14
votes

My understanding is that HTTP streaming involves the client sending an HTTP request and then response to the request being sent over time allowing the server to essentially push to the client. In what I have read it seems that SSEs operates along the same principle but, is more formalized. Is that close to a correct understanding?

I saw these questions but they didn't really answer my question directly.

HTTP: what are the relations between pipelining, keep-alive and Server Sent Events? What are Long-Polling, Websockets, Server-Sent Events (SSE) and Comet?

I also looked at this https://www.html5rocks.com/en/tutorials/eventsource/basics/#disqus_thread tutorial for setting up SSEs and it seems like how I would imagine HTTP streaming is set up.

2

2 Answers

14
votes

SSE is in fact a form of HTTP streaming. It is just an HTTP response with MIME type of "text/event-stream" and it sends plain text messages terminated with double newlines.
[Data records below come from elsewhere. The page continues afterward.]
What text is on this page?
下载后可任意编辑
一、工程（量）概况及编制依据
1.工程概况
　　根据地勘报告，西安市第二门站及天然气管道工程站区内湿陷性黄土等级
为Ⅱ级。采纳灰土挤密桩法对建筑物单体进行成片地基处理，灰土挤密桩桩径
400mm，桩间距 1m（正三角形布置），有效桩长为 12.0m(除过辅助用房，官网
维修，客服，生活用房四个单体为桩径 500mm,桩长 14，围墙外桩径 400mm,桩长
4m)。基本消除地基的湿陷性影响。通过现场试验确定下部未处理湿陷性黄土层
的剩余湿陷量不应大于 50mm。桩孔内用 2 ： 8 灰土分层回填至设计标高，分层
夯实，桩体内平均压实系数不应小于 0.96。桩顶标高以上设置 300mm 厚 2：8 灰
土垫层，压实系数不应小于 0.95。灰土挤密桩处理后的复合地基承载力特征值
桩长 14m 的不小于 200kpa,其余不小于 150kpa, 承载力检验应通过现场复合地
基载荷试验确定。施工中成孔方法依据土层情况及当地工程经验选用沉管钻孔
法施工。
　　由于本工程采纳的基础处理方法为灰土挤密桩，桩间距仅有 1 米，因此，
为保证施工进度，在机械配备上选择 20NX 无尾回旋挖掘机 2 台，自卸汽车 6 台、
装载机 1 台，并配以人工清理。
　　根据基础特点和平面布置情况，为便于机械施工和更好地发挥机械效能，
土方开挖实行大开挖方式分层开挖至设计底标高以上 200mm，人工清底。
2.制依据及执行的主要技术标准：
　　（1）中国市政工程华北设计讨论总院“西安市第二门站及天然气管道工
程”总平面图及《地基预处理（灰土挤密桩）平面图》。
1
SSE is not something that was impossible to do before, but the website had to use WebSocket connection, AJAX long polling, comet, periodical polling etc. and now with SSE the API is standardized and the implementation is very simple. See:

https://developer.mozilla.org/en-US/docs/Web/API/Server-sent_events/Using_server-sent_events

One of the things to keep in mind is that SSE is not supported on IE including Edge and IE Mobile:

So you cannot really use it for wider audience (yet), unless you know what browser they use.

3
votes

IMHO, HTTP2 Server sent events has rich features than HTTP Streaming.

In a unidirectional data flow (Server -> Client) where client side could be orchestrated based on backend events, server sent events could be a good choice.

For example:

# ---------- client side -----------

const eventSource = new EventSource("//your-api/workflow/state");

eventSource.addEventListener("queued", function(event) {
    ...
}
eventSource.addEventListener("started", function(event) {
    ...
}
eventSource.addEventListener("failed", function(event) {
    ...
}
eventSource.addEventListener("success", function(event) {
    ...
}

Limitations of Server sent events:

  • SSE events consume browser open connections.
  • There is a limit on number of max open connections not at browser tab level but whole browser level
  • The time I am writing, Chrome & Firefox has it as 6 (too low). This limit is per browser + domain, so that means that you can open 6 SSE connections across all of the tabs to www.example1.com and another 6 SSE connections to www.example2.com.

HTTP Streaming

There are many use cases where HTTP streaming could be useful. If we are only interested in a stream of message from Server, this could be handy.

Example scenario :

Let's say we like to stream a log file content to client. Either it could be a huge file or the file content keeps updating and we like to send it to client (like a log tail). In such case, HTTP stream (Transfer-Encoding: chunked) could satisfy our needs.

# ---------- client side -----------
const streamRequest = (url) => {
    fetch(url).then(function (response) {
        let reader = response.body.getReader();
        let decoder = new TextDecoder();
        return readData();
        function readData() {
            return reader.read().then(function ({value, done}) {
                console.log(value)
                if (value) {
                    let newData = decoder.decode(value, {stream: !done});
                    console.log(newData);    
                }
                if (done) {
                    console.log('end of stream');
                    return;
                }
                return readData();
            });
        }
    });
}

Limitations of Stream response:

  • In case of stream response (chunked) - HTTP/2 doesn't support HTTP 1.1's chunked transfer encoding mechanism, as it provides its own, more efficient, mechanisms for data streaming.